Il destino di Luca è cambiato quando Del Grosso, dopo aver incontrato Anastasiya e Princi poco distante dal luogo del delitto per contrattare l’affare, ha visto nella zaino della donna tutti quei soldi. Così ha cambiato strategia, chiedendo a colui che doveva fornirgli la droga, ovvero Marcello De Propris, qualcosa «con la quale tornare dagli acquirenti e levargli tutti i soldi, senza dunque dover dare lo stupefacente in cambio», ovvero la pistola poi usata per l’omicidio. Un’arma che era in possesso, secondo l’impianto accusatorio, del padre del giovane, Armando De Propris. Per il gip, Anastasiya ha dunque un ruolo centrale nell’acquisto dello stupefacente, 15 kg di marijuana, secondo le intercettazioni, destinati a Princi e al gruppo dell’Appio Tuscolano.

Dopo il delitto, appuntano i magistrati, Del Grosso era intenzionato a scappare in Brasile, come confidato dallo stesso al datore di lavoro, al quale aveva confessato di aver sparato senza intenzione di colpire la vittima.

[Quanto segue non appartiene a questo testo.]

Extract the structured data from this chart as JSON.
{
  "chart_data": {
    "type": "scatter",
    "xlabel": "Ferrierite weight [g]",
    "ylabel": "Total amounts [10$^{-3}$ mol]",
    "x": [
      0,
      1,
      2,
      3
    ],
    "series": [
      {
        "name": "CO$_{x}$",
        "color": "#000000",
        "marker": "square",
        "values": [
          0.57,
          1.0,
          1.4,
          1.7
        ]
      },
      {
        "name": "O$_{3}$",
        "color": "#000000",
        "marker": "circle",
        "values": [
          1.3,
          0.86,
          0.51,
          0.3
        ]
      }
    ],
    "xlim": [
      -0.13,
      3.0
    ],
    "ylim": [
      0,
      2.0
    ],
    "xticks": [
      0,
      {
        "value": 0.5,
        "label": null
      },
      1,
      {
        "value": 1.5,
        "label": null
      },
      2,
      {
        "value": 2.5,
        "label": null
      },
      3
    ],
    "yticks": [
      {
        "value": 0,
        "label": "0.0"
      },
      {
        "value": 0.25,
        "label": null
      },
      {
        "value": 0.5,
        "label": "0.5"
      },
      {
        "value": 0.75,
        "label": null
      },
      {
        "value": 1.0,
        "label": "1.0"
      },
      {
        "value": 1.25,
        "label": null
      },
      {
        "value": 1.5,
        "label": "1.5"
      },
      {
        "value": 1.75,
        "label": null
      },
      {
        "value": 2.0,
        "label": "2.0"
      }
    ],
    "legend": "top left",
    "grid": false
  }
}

Ma per il giudice è impossibile immaginare che l’arma potesse servire come mero deterrente: «la pistola - si legge nell’ordinanza - non è stata utilizzata nei confronti di Anastasiya per convincerla a consegnare lo zaino, ma è stata estratta solo quando Del Grosso ha visto che la resistenza di Sacchi stava per impedire la riuscita del piano».

Duro il giudizio su Princi e Anastasiya, «pienamente inseriti nel circuito della compravendita di stupefacenti». E la donna avrebbe gestito «con freddezza e professionalità» l’incarico «di detenzione del denaro e di partecipazione alla delicata fase dello scambio». Non ci sono elementi, stando quanto riferito nel corso della conferenza stampa dagli inquirenti, per ritenere che Luca abbia svolto un ruolo nella trattativa per la droga. «Non abbiamo mai avuto dubbi su nostro figlio, lui non c'entra assolutamente nulla con il mondo della droga - ha commentato la famiglia Sacchi, tramite gli avvocati Armida Decina e Paolo Salice -. Anastasiya ci ha mentito su quanto avvenuto quella tragica sera e adesso è chiaro il motivo del suo strano allontanamento. Se ha sbagliato è giusto che paghi».